Rashad Dooley Pleads Guilty, Sentenced for Having Drugs Mailed to Norfolk City Jail
NORFOLK, Va. – On Monday, 30-year-old Rashad Detwan Dooley pleaded guilty in Norfolk Circuit Court to attempting to smuggle prescription opioids into the Norfolk City Jail by having an accomplice mail the drugs. Mr. Dooley committed this crime while he awaited sentencing for his role in the 2011 murder of Old Dominion University student Christopher Cummings.
On Oct. 28, 2022, a Norfolk Sherriff’s deputy intercepted a package addressed to a different inmate who, at the time, was housed in the same cell section of the jail as Mr. Dooley. The package was labeled as “legal mail,” supposedly from Mr. Dooley’s Norfolk-based attorney, but the return address on the package did not match that of the attorney’s law office, and the package was stamped as being mailed from a post office in Newport News. When deputies contacted the law office, staff confirmed that they did not mail such a package to the jail. Mr. Dooley was the only inmate in that cell block at the time from the City of Newport News.
Members of the Norfolk Sheriff’s Office Security Threat Unit opened the package and found numerous doses of buprenorphine — a Schedule III controlled substance and opioid that can be used to treat opioid addiction but itself can be abused for recreational purposes — taped to pieces of paper inside the package. Video surveillance footage from the post office in Newport News showed a woman known to Mr. Dooley mailing the package, and recordings of jail calls between the woman and Mr. Dooley confirmed that the two discussed delivering a package with the wrong name on it.
Mr. Dooley appeared in Norfolk Circuit Court on Feb. 10 and was sentenced to an active prison sentence of 25 years for his role in the murder of Christopher Cummings.
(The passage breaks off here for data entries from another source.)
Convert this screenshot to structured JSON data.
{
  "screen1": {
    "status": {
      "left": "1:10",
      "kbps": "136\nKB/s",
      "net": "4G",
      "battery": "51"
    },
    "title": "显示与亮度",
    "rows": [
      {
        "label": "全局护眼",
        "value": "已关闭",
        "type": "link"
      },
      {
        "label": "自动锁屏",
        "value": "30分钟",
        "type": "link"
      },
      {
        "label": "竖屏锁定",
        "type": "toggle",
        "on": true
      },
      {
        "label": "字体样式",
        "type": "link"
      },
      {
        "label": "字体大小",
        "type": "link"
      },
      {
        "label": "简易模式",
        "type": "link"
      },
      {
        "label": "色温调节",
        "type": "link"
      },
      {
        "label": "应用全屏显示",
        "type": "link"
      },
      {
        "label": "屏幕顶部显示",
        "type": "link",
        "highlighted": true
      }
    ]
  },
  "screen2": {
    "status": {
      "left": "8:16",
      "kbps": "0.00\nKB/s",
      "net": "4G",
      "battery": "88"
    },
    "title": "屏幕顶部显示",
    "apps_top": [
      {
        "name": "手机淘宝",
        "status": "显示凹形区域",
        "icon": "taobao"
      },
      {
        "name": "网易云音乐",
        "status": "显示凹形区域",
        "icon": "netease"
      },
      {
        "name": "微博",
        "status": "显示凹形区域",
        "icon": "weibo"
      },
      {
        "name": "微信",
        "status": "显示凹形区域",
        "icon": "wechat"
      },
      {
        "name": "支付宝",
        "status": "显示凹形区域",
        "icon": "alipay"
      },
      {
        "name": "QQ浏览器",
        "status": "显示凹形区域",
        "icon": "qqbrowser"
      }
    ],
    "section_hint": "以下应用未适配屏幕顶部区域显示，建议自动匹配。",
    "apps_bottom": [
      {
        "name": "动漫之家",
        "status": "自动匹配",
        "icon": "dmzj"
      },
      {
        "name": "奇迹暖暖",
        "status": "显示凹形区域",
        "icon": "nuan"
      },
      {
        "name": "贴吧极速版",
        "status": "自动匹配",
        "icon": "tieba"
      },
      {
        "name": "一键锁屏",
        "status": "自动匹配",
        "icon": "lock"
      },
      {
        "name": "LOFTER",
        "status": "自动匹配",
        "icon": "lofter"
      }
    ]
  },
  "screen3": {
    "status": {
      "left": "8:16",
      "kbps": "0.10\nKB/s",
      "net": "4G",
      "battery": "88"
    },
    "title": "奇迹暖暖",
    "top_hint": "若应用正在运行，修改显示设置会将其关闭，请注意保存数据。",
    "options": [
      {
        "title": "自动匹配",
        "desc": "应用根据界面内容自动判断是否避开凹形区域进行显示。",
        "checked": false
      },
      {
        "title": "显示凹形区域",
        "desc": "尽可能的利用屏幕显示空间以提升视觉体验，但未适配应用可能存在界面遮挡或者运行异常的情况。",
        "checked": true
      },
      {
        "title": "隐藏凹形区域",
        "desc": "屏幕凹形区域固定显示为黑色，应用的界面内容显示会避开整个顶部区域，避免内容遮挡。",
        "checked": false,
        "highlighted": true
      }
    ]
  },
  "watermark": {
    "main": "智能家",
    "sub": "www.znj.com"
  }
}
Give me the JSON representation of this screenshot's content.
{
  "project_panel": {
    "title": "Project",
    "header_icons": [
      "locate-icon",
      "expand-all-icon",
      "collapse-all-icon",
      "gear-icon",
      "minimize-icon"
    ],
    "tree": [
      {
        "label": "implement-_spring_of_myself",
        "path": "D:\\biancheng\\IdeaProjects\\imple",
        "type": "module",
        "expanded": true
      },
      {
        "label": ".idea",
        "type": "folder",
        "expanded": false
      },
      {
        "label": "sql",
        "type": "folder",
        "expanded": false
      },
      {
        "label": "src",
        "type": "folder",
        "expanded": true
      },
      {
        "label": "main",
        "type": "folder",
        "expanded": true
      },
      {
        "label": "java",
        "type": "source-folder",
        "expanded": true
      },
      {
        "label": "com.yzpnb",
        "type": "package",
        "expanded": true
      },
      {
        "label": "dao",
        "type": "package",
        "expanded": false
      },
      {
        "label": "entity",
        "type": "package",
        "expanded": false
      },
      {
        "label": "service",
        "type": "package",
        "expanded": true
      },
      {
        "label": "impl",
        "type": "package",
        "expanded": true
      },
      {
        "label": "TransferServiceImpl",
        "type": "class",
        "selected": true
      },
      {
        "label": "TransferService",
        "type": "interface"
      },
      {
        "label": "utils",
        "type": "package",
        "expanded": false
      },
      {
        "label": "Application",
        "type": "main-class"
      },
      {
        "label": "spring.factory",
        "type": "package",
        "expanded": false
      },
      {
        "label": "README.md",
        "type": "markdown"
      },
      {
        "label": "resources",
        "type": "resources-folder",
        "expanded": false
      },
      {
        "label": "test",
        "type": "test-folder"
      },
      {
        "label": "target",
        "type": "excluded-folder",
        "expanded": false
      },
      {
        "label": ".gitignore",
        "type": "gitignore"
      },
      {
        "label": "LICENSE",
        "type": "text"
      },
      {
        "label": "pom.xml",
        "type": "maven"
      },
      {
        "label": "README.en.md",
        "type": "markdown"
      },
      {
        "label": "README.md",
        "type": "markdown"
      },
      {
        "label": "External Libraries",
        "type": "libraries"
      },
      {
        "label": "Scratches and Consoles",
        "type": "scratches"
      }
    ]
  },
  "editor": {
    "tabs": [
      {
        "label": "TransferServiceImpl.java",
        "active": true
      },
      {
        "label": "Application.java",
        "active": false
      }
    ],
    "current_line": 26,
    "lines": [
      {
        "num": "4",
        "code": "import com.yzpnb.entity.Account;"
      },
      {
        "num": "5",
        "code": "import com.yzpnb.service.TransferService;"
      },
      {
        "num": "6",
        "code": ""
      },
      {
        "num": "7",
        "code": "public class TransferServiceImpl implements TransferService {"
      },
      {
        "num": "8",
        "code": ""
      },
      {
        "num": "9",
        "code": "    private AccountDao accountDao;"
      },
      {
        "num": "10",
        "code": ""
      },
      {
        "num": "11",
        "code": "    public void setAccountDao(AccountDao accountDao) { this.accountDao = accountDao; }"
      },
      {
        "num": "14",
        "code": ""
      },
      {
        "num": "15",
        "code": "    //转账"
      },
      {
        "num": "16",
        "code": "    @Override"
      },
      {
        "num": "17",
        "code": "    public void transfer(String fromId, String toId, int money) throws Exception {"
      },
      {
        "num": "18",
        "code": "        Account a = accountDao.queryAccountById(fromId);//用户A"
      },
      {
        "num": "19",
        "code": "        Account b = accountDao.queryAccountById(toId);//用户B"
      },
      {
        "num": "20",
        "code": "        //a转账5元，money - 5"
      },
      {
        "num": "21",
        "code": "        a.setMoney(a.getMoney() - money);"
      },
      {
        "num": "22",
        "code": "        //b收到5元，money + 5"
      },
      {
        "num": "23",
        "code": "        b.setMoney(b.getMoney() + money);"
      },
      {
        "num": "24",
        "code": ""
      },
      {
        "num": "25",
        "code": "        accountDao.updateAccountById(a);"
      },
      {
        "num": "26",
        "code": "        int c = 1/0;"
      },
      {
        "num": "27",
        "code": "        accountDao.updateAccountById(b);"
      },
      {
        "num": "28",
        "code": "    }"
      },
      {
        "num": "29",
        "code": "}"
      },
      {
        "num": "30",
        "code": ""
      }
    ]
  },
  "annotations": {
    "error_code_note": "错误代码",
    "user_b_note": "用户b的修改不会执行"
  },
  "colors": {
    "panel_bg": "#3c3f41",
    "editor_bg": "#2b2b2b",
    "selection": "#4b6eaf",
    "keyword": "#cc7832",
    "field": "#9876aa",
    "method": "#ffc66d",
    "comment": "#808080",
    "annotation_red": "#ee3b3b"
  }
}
On Monday, Mr. Dooley pleaded guilty to attempting or conspiring to deliver a controlled substance to a prisoner. Judge Joseph C. Lindsey accepted Mr. Dooley’s plea, and, pursuant to a plea agreement, Judge Lindsey sentenced Mr. Dooley to five years in prison with that sentence to run concurrently with the 25-year sentence Mr. Dooley is currently serving. As a condition of Mr. Dooley’s guilty plea and in recognition of Mr. Dooley’s role in recruiting his associate, the Commonwealth agreed to move nolle prosequi on the charges against her.
Deputy Commonwealth’s Attorney Cynthia D. Collard and Assistant Commonwealth’s Attorney Abigail L. Ottinger prosecuted Mr. Dooley’s case on behalf of the Commonwealth. Lt. George S. Hoggard and Sgt. L. Jay Bateman of the Norfolk Sheriff’s Office Security Threat Unit led the investigation of the case.